The participant has a diagnosis of immunodeficiency or is receiving chronic systemic steroid therapy (in dosing exceeding 10 mg daily of prednisone equivalent) or any other form of immunosuppressive therapy within 7 days prior to the first dose of study drug.

Note: The use of physiologic doses of corticosteroids is allowed.

The participant has a known active second/additional malignancy that is progressing or has required active treatment within the past 5 years Note: Exceptions include basal cell carcinoma of the skin, squamous cell carcinoma of the skin that has undergone potentially curative therapy, in situ cervical cancer.
The participant has a known active CNS metastases and/or carcinomatous meningitis.

Note: Participants with previously treated brain metastases may participate provided they are radiologically stable, i.e., without evidence of progression for at least 4 weeks by repeat imaging (note that the repeat imaging should be performed during study screening), clinically stable and without requirement of steroid treatment for at least 14 days prior to first dose of study treatment.

The participant has severe hypersensitivity (≥Grade 3) to pembrolizumab and/or any of excipients.
The participant has an active autoimmune disease that has required systemic treatment in the past 2 years (i.e. with use of disease modifying agents, corticosteroids or immunosuppressive drugs).

Note: Replacement therapy (e.g., thyroxine, insulin, or physiologic corticosteroid replacement therapy for adrenal or pituitary insufficiency, etc.) is not considered a form of systemic treatment.

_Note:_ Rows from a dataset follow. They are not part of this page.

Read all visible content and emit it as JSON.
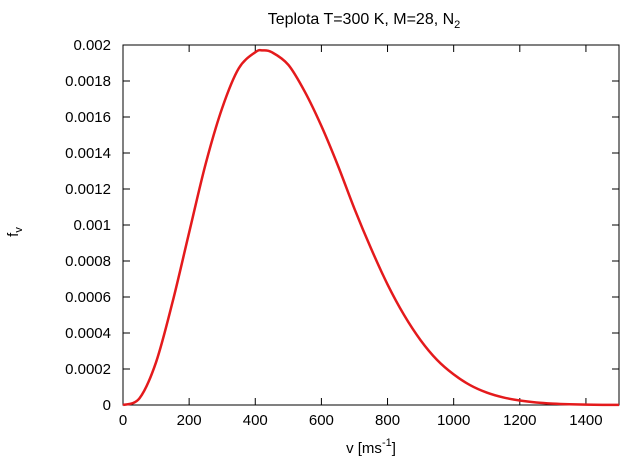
{
  "chart_data": {
    "type": "line",
    "title": "Teplota T=300 K, M=28, N",
    "title_subscript": "2",
    "xlabel": "v [ms",
    "xlabel_superscript": "-1",
    "xlabel_suffix": "]",
    "ylabel": "f",
    "ylabel_subscript": "v",
    "xlim": [
      0,
      1500
    ],
    "ylim": [
      0,
      0.002
    ],
    "xticks": [
      0,
      200,
      400,
      600,
      800,
      1000,
      1200,
      1400
    ],
    "xtick_labels": [
      "0",
      "200",
      "400",
      "600",
      "800",
      "1000",
      "1200",
      "1400"
    ],
    "yticks": [
      0,
      0.0002,
      0.0004,
      0.0006,
      0.0008,
      0.001,
      0.0012,
      0.0014,
      0.0016,
      0.0018,
      0.002
    ],
    "ytick_labels": [
      "0",
      "0.0002",
      "0.0004",
      "0.0006",
      "0.0008",
      "0.001",
      "0.0012",
      "0.0014",
      "0.0016",
      "0.0018",
      "0.002"
    ],
    "grid": false,
    "series": [
      {
        "color": "#e41a1c",
        "x": [
          0,
          50,
          100,
          150,
          200,
          250,
          300,
          350,
          400,
          422,
          450,
          500,
          550,
          600,
          650,
          700,
          750,
          800,
          850,
          900,
          950,
          1000,
          1050,
          1100,
          1150,
          1200,
          1250,
          1300,
          1350,
          1400,
          1450,
          1500
        ],
        "y": [
          0,
          3.77e-05,
          0.000238,
          0.000573,
          0.000958,
          0.00134,
          0.00165,
          0.00187,
          0.00196,
          0.00197,
          0.00196,
          0.00189,
          0.00174,
          0.00155,
          0.00133,
          0.00109,
          0.00087,
          0.00067,
          0.0005,
          0.00036,
          0.00025,
          0.00017,
          0.00011,
          6.9e-05,
          4.2e-05,
          2.5e-05,
          1.4e-05,
          7.7e-06,
          4e-06,
          2e-06,
          1e-06,
          5e-07
        ]
      }
    ]
  }
}
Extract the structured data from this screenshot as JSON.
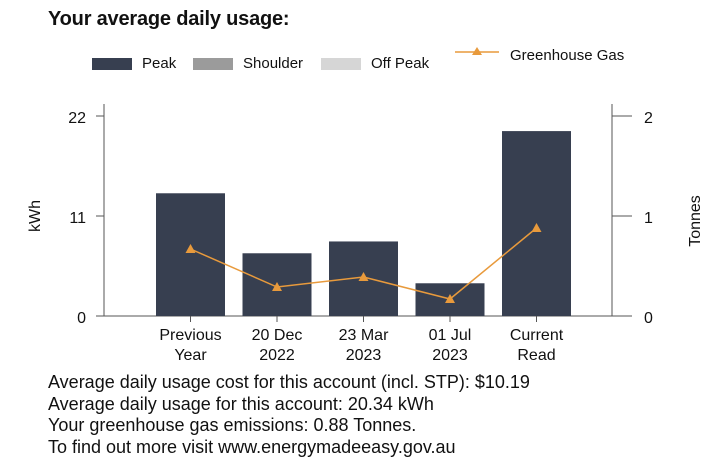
{
  "title": "Your average daily usage:",
  "legend": [
    {
      "label": "Peak",
      "color": "#373f50"
    },
    {
      "label": "Shoulder",
      "color": "#9b9b9b"
    },
    {
      "label": "Off Peak",
      "color": "#d6d6d6"
    }
  ],
  "legend_line": {
    "label": "Greenhouse Gas",
    "color": "#e89a3c"
  },
  "chart_data": {
    "type": "bar",
    "categories": [
      [
        "Previous",
        "Year"
      ],
      [
        "20 Dec",
        "2022"
      ],
      [
        "23 Mar",
        "2023"
      ],
      [
        "01 Jul",
        "2023"
      ],
      [
        "Current",
        "Read"
      ]
    ],
    "series": [
      {
        "name": "Peak",
        "axis": "left",
        "values": [
          13.5,
          6.9,
          8.2,
          3.6,
          20.34
        ]
      },
      {
        "name": "Greenhouse Gas",
        "axis": "right",
        "type": "line",
        "values": [
          0.67,
          0.29,
          0.39,
          0.17,
          0.88
        ]
      }
    ],
    "ylabel": "kWh",
    "y2label": "Tonnes",
    "ylim": [
      0,
      22
    ],
    "y2lim": [
      0,
      2
    ],
    "yticks": [
      0,
      11,
      22
    ],
    "y2ticks": [
      0,
      1,
      2
    ],
    "bar_color": "#373f50",
    "line_color": "#e89a3c"
  },
  "summary": [
    "Average daily usage cost for this account (incl. STP): $10.19",
    "Average daily usage for this account: 20.34 kWh",
    "Your greenhouse gas emissions: 0.88 Tonnes.",
    "To find out more visit www.energymadeeasy.gov.au"
  ]
}
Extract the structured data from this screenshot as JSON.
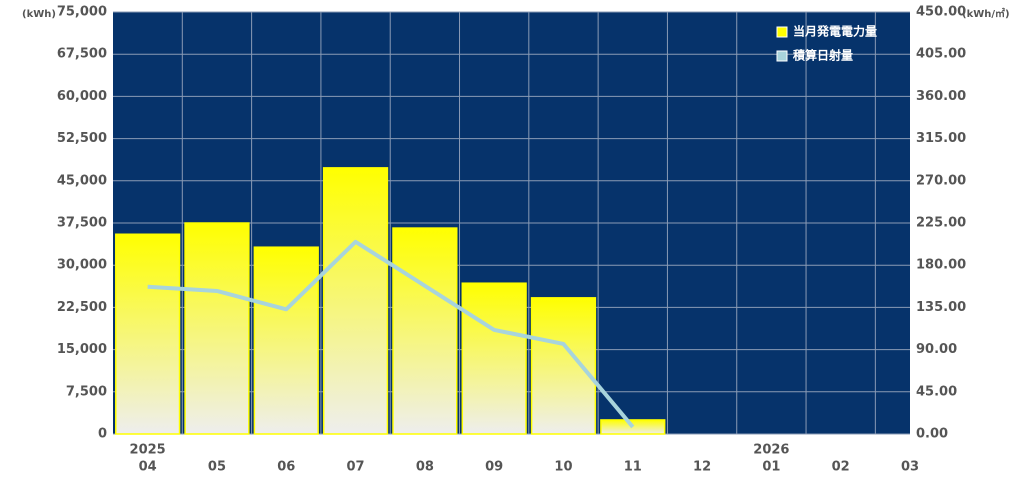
{
  "chart_data": {
    "type": "bar-line",
    "y_unit": "(kWh)",
    "y2_unit": "(kWh/㎡)",
    "categories": [
      "04",
      "05",
      "06",
      "07",
      "08",
      "09",
      "10",
      "11",
      "12",
      "01",
      "02",
      "03"
    ],
    "year_labels": [
      "2025",
      null,
      null,
      null,
      null,
      null,
      null,
      null,
      null,
      "2026",
      null,
      null
    ],
    "series": [
      {
        "name": "当月発電電力量",
        "color": "#ffff00",
        "type": "bar",
        "values": [
          35500,
          37500,
          33200,
          47300,
          36600,
          26800,
          24200,
          2500,
          null,
          null,
          null,
          null
        ]
      },
      {
        "name": "積算日射量",
        "color": "#a8d4dc",
        "type": "line",
        "axis": "y2",
        "values": [
          157,
          152.5,
          133,
          205,
          158,
          111,
          96,
          7.5,
          null,
          null,
          null,
          null
        ]
      }
    ],
    "ylim": [
      0,
      75000
    ],
    "yticks": [
      0,
      {
        "value": 7500,
        "label": "7,500"
      },
      {
        "value": 15000,
        "label": "15,000"
      },
      {
        "value": 22500,
        "label": "22,500"
      },
      {
        "value": 30000,
        "label": "30,000"
      },
      {
        "value": 37500,
        "label": "37,500"
      },
      {
        "value": 45000,
        "label": "45,000"
      },
      {
        "value": 52500,
        "label": "52,500"
      },
      {
        "value": 60000,
        "label": "60,000"
      },
      {
        "value": 67500,
        "label": "67,500"
      },
      {
        "value": 75000,
        "label": "75,000"
      }
    ],
    "y2lim": [
      0,
      450
    ],
    "y2ticks": [
      {
        "value": 0,
        "label": "0.00"
      },
      {
        "value": 45,
        "label": "45.00"
      },
      {
        "value": 90,
        "label": "90.00"
      },
      {
        "value": 135,
        "label": "135.00"
      },
      {
        "value": 180,
        "label": "180.00"
      },
      {
        "value": 225,
        "label": "225.00"
      },
      {
        "value": 270,
        "label": "270.00"
      },
      {
        "value": 315,
        "label": "315.00"
      },
      {
        "value": 360,
        "label": "360.00"
      },
      {
        "value": 405,
        "label": "405.00"
      },
      {
        "value": 450,
        "label": "450.00"
      }
    ],
    "background": "#06336b",
    "grid": true,
    "legend": "top-right"
  }
}
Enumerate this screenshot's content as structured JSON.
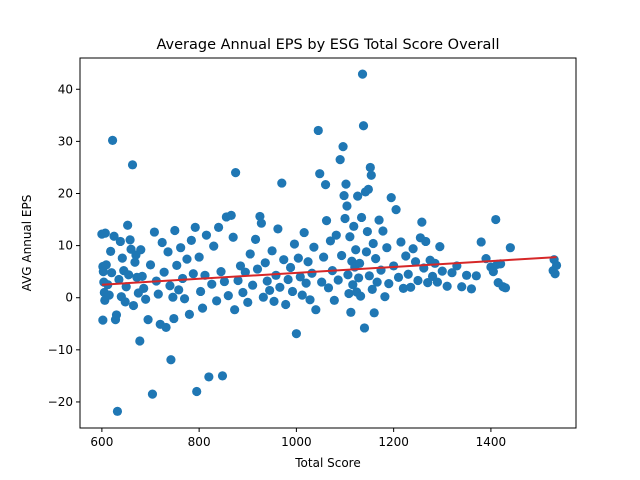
{
  "chart_data": {
    "type": "scatter",
    "title": "Average Annual EPS by ESG Total Score Overall",
    "xlabel": "Total Score",
    "ylabel": "AVG Annual EPS",
    "xlim": [
      555,
      1575
    ],
    "ylim": [
      -25,
      46
    ],
    "xticks": [
      600,
      800,
      1000,
      1200,
      1400
    ],
    "yticks": [
      -20,
      -10,
      0,
      10,
      20,
      30,
      40
    ],
    "grid": false,
    "legend": "none",
    "colors": {
      "points": "#1f77b4",
      "trend": "#d62728",
      "frame": "#000000"
    },
    "series": [
      {
        "type": "scatter",
        "points": [
          [
            600,
            12.2
          ],
          [
            607,
            12.4
          ],
          [
            602,
            6.0
          ],
          [
            603,
            5.0
          ],
          [
            604,
            3.0
          ],
          [
            605,
            1.0
          ],
          [
            606,
            -0.5
          ],
          [
            602,
            -4.3
          ],
          [
            609,
            6.3
          ],
          [
            612,
            2.5
          ],
          [
            615,
            0.5
          ],
          [
            618,
            8.9
          ],
          [
            620,
            4.8
          ],
          [
            622,
            30.2
          ],
          [
            625,
            11.8
          ],
          [
            628,
            -4.2
          ],
          [
            630,
            -3.3
          ],
          [
            632,
            -21.8
          ],
          [
            635,
            3.5
          ],
          [
            638,
            10.8
          ],
          [
            640,
            0.2
          ],
          [
            642,
            7.6
          ],
          [
            645,
            5.2
          ],
          [
            648,
            -0.8
          ],
          [
            650,
            2.1
          ],
          [
            653,
            13.9
          ],
          [
            655,
            4.4
          ],
          [
            658,
            11.1
          ],
          [
            660,
            9.3
          ],
          [
            663,
            25.5
          ],
          [
            665,
            -1.5
          ],
          [
            668,
            6.8
          ],
          [
            670,
            8.2
          ],
          [
            672,
            3.9
          ],
          [
            675,
            0.9
          ],
          [
            678,
            -8.3
          ],
          [
            680,
            9.2
          ],
          [
            683,
            4.1
          ],
          [
            686,
            1.8
          ],
          [
            690,
            -0.3
          ],
          [
            695,
            -4.2
          ],
          [
            700,
            6.3
          ],
          [
            704,
            -18.5
          ],
          [
            708,
            12.6
          ],
          [
            712,
            3.2
          ],
          [
            716,
            0.7
          ],
          [
            720,
            -5.1
          ],
          [
            724,
            10.6
          ],
          [
            728,
            4.9
          ],
          [
            732,
            -5.7
          ],
          [
            736,
            8.8
          ],
          [
            740,
            2.3
          ],
          [
            742,
            -11.9
          ],
          [
            746,
            0.1
          ],
          [
            748,
            -4.0
          ],
          [
            750,
            12.9
          ],
          [
            754,
            6.2
          ],
          [
            758,
            1.5
          ],
          [
            762,
            9.6
          ],
          [
            766,
            3.7
          ],
          [
            770,
            -0.2
          ],
          [
            775,
            7.4
          ],
          [
            780,
            -3.2
          ],
          [
            784,
            11.0
          ],
          [
            788,
            4.6
          ],
          [
            792,
            13.5
          ],
          [
            795,
            -18.0
          ],
          [
            800,
            7.8
          ],
          [
            803,
            1.2
          ],
          [
            807,
            -2.0
          ],
          [
            812,
            4.3
          ],
          [
            815,
            12.0
          ],
          [
            820,
            -15.2
          ],
          [
            826,
            2.6
          ],
          [
            830,
            9.9
          ],
          [
            836,
            -0.6
          ],
          [
            840,
            13.5
          ],
          [
            845,
            5.0
          ],
          [
            848,
            -15.0
          ],
          [
            852,
            3.1
          ],
          [
            856,
            15.5
          ],
          [
            860,
            0.4
          ],
          [
            866,
            15.8
          ],
          [
            870,
            11.6
          ],
          [
            873,
            -2.3
          ],
          [
            875,
            24.0
          ],
          [
            880,
            3.3
          ],
          [
            885,
            6.1
          ],
          [
            890,
            1.0
          ],
          [
            895,
            4.9
          ],
          [
            900,
            -0.9
          ],
          [
            905,
            8.4
          ],
          [
            910,
            2.4
          ],
          [
            916,
            11.2
          ],
          [
            920,
            5.5
          ],
          [
            925,
            15.6
          ],
          [
            928,
            14.3
          ],
          [
            932,
            0.1
          ],
          [
            936,
            6.7
          ],
          [
            940,
            3.2
          ],
          [
            945,
            1.4
          ],
          [
            950,
            9.0
          ],
          [
            954,
            -0.7
          ],
          [
            958,
            4.3
          ],
          [
            962,
            13.2
          ],
          [
            966,
            2.0
          ],
          [
            970,
            22.0
          ],
          [
            974,
            7.3
          ],
          [
            978,
            -1.3
          ],
          [
            983,
            3.5
          ],
          [
            988,
            5.8
          ],
          [
            992,
            1.2
          ],
          [
            996,
            10.3
          ],
          [
            1000,
            -6.9
          ],
          [
            1004,
            7.6
          ],
          [
            1008,
            4.0
          ],
          [
            1012,
            0.5
          ],
          [
            1016,
            12.5
          ],
          [
            1020,
            2.8
          ],
          [
            1024,
            6.9
          ],
          [
            1028,
            -0.4
          ],
          [
            1032,
            4.7
          ],
          [
            1036,
            9.7
          ],
          [
            1040,
            -2.3
          ],
          [
            1045,
            32.1
          ],
          [
            1048,
            23.8
          ],
          [
            1052,
            3.0
          ],
          [
            1056,
            7.8
          ],
          [
            1060,
            21.7
          ],
          [
            1062,
            14.8
          ],
          [
            1066,
            1.9
          ],
          [
            1070,
            10.9
          ],
          [
            1074,
            5.2
          ],
          [
            1078,
            -0.5
          ],
          [
            1082,
            12.0
          ],
          [
            1086,
            3.4
          ],
          [
            1090,
            26.5
          ],
          [
            1093,
            8.1
          ],
          [
            1096,
            29.0
          ],
          [
            1098,
            19.6
          ],
          [
            1100,
            15.2
          ],
          [
            1102,
            21.8
          ],
          [
            1104,
            17.6
          ],
          [
            1106,
            4.4
          ],
          [
            1108,
            0.8
          ],
          [
            1110,
            11.7
          ],
          [
            1112,
            -2.8
          ],
          [
            1114,
            7.0
          ],
          [
            1116,
            2.5
          ],
          [
            1118,
            13.7
          ],
          [
            1120,
            5.9
          ],
          [
            1122,
            9.2
          ],
          [
            1124,
            1.1
          ],
          [
            1126,
            19.5
          ],
          [
            1128,
            3.8
          ],
          [
            1130,
            6.6
          ],
          [
            1132,
            0.3
          ],
          [
            1134,
            15.4
          ],
          [
            1136,
            42.9
          ],
          [
            1138,
            33.0
          ],
          [
            1140,
            -5.8
          ],
          [
            1142,
            20.3
          ],
          [
            1144,
            8.8
          ],
          [
            1146,
            12.7
          ],
          [
            1148,
            20.8
          ],
          [
            1150,
            4.2
          ],
          [
            1152,
            25.0
          ],
          [
            1154,
            23.5
          ],
          [
            1156,
            1.6
          ],
          [
            1158,
            10.4
          ],
          [
            1160,
            -2.9
          ],
          [
            1163,
            7.5
          ],
          [
            1166,
            3.0
          ],
          [
            1170,
            14.9
          ],
          [
            1174,
            5.3
          ],
          [
            1178,
            12.8
          ],
          [
            1182,
            0.2
          ],
          [
            1186,
            9.6
          ],
          [
            1190,
            2.7
          ],
          [
            1195,
            19.2
          ],
          [
            1200,
            6.1
          ],
          [
            1205,
            16.9
          ],
          [
            1210,
            3.9
          ],
          [
            1215,
            10.7
          ],
          [
            1220,
            1.8
          ],
          [
            1225,
            8.0
          ],
          [
            1230,
            4.5
          ],
          [
            1235,
            2.0
          ],
          [
            1240,
            9.4
          ],
          [
            1245,
            6.9
          ],
          [
            1250,
            3.3
          ],
          [
            1255,
            11.5
          ],
          [
            1258,
            14.5
          ],
          [
            1262,
            5.7
          ],
          [
            1266,
            10.8
          ],
          [
            1270,
            2.9
          ],
          [
            1275,
            7.2
          ],
          [
            1280,
            4.1
          ],
          [
            1285,
            6.6
          ],
          [
            1290,
            3.0
          ],
          [
            1295,
            9.8
          ],
          [
            1300,
            5.1
          ],
          [
            1310,
            2.2
          ],
          [
            1320,
            4.8
          ],
          [
            1330,
            6.1
          ],
          [
            1340,
            2.1
          ],
          [
            1350,
            4.3
          ],
          [
            1360,
            1.7
          ],
          [
            1370,
            4.2
          ],
          [
            1380,
            10.7
          ],
          [
            1390,
            7.5
          ],
          [
            1400,
            5.9
          ],
          [
            1405,
            5.0
          ],
          [
            1410,
            15.0
          ],
          [
            1413,
            6.4
          ],
          [
            1415,
            2.9
          ],
          [
            1420,
            6.5
          ],
          [
            1425,
            2.1
          ],
          [
            1430,
            1.9
          ],
          [
            1440,
            9.6
          ],
          [
            1528,
            5.2
          ],
          [
            1530,
            7.3
          ],
          [
            1532,
            4.6
          ],
          [
            1535,
            6.2
          ]
        ]
      },
      {
        "type": "line",
        "points": [
          [
            600,
            2.5
          ],
          [
            1535,
            7.8
          ]
        ]
      }
    ]
  }
}
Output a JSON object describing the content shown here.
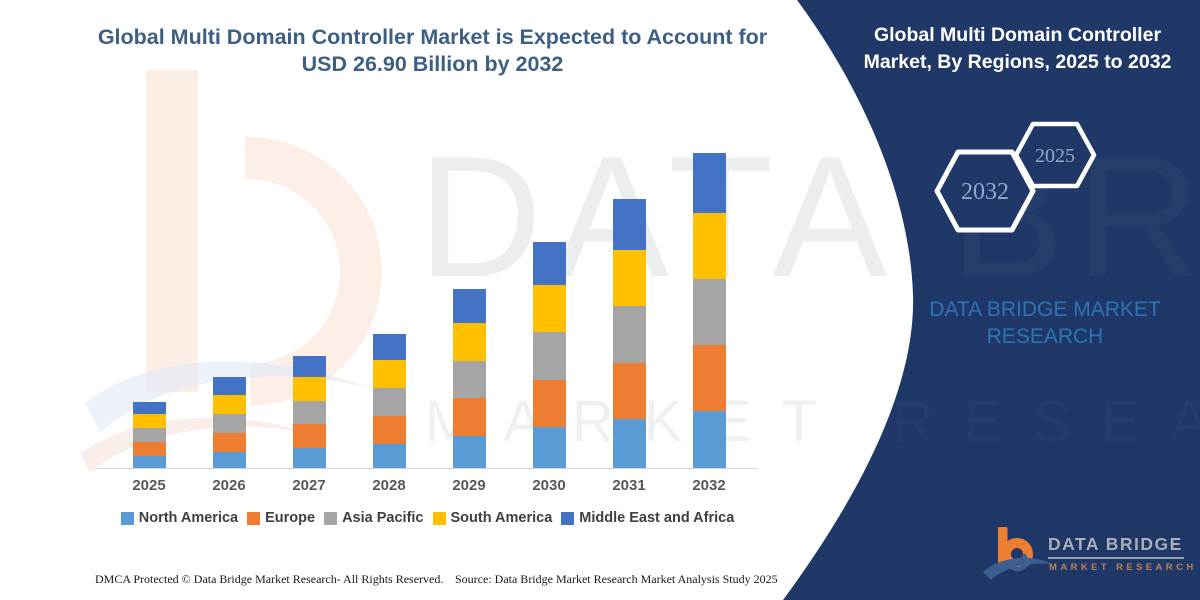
{
  "header": {
    "title": "Global Multi Domain Controller Market is Expected to Account for USD 26.90 Billion by 2032"
  },
  "panel": {
    "title": "Global Multi Domain Controller Market, By Regions, 2025 to 2032",
    "background_color": "#1f3868",
    "hexagons": [
      {
        "label": "2032"
      },
      {
        "label": "2025"
      }
    ],
    "brand_text": "DATA BRIDGE MARKET RESEARCH",
    "brand_text_color": "#2e74b5"
  },
  "chart_data": {
    "type": "bar",
    "stacked": true,
    "title": "Global Multi Domain Controller Market, By Regions, 2025 to 2032",
    "unit": "USD Billion",
    "categories": [
      "2025",
      "2026",
      "2027",
      "2028",
      "2029",
      "2030",
      "2031",
      "2032"
    ],
    "series": [
      {
        "name": "North America",
        "color": "#5B9BD5",
        "values": [
          1.02,
          1.4,
          1.73,
          2.06,
          2.75,
          3.48,
          4.15,
          4.84
        ]
      },
      {
        "name": "Europe",
        "color": "#ED7D31",
        "values": [
          1.19,
          1.62,
          2.02,
          2.4,
          3.21,
          4.06,
          4.84,
          5.65
        ]
      },
      {
        "name": "Asia Pacific",
        "color": "#A5A5A5",
        "values": [
          1.19,
          1.62,
          2.02,
          2.4,
          3.21,
          4.06,
          4.84,
          5.65
        ]
      },
      {
        "name": "South America",
        "color": "#FFC000",
        "values": [
          1.19,
          1.62,
          2.02,
          2.4,
          3.21,
          4.06,
          4.84,
          5.65
        ]
      },
      {
        "name": "Middle East and Africa",
        "color": "#4472C4",
        "values": [
          1.08,
          1.47,
          1.83,
          2.17,
          2.92,
          3.67,
          4.36,
          5.11
        ]
      }
    ],
    "totals": [
      5.67,
      7.73,
      9.62,
      11.43,
      15.3,
      19.33,
      23.03,
      26.9
    ],
    "highlight_value_2032": "USD 26.90 Billion",
    "ylim": [
      0,
      30
    ],
    "grid": false,
    "y_axis_visible": false,
    "legend_position": "bottom"
  },
  "watermark": {
    "line1": "DATA BRIDGE",
    "line2": "MARKET RESEARCH"
  },
  "footer": {
    "dmca": "DMCA Protected © Data Bridge Market Research- All Rights Reserved.",
    "source": "Source: Data Bridge Market Research Market Analysis Study 2025"
  },
  "logo": {
    "name": "DATA BRIDGE",
    "tagline": "MARKET  RESEARCH"
  }
}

The participant has an active infection requiring systemic therapy.
The participant has a known history of human immunodeficiency virus (HIV 1/2 antibodies).
The participant has a known history of hepatitis B or known active hepatitis C virus
The participant has a history or current evidence of any condition, therapy, or laboratory abnormality that might confound the results of the study, interfere with the subject's participation for the full duration of the study, or is not in the best interest of the subject to participate, in the opinion of the treating investigator.
The participant has known psychiatric or substance abuse disorders that would interfere with cooperation with the requirements of the trial.
The participant has had an active allogenic tissue/solid organ transplant.
The participant has uncontrolled blood pressure
The participant has clinically significant electrolyte abnormalities that have not been corrected.
The participant has significant cardiovascular impairment: history of congestive heart failure greater than New York Heart Association (NYHA) Class II, unstable angina, myocardial infarction or cerebrovascular accident (CVA) within 6 months of the first dose of study drug, or cardiac arrhythmia associated with hemodynamic instability requiring medical treatment at Screening.
The participant has bleeding or thrombotic disorders, radiographic evidence of major blood vessel invasion/infiltration, or is at risk for severe hemorrhage.

Note: The degree of tumor invasion/infiltration of major blood vessels (e.g. carotid artery) should be considered because of the potential risk of severe hemorrhage associated with tumor shrinkage/necrosis following lenvatinib therapy.

The participant has >1+ proteinuria on urine dipstick testing unless a 24-hour urine collection for quantitative assessment indicates that the urine protein is <1 g/24 hours.
Prolongation of QTc interval to >480 ms.
Left ventricular ejection fraction (LVEF) below the institutional normal range as determined by multigated acquisition scan (MUGA) or echocardiogram (ECHO).
The participant has gastrointestinal malabsorption, gastrointestinal anastomosis, or any other condition that might affect the absorption of lenvatinib.
The participant has a pre-existing Grade ≥3 gastrointestinal or non-gastrointestinal fistula.
The participant has a known intolerance to the study treatment (or any of its excipients).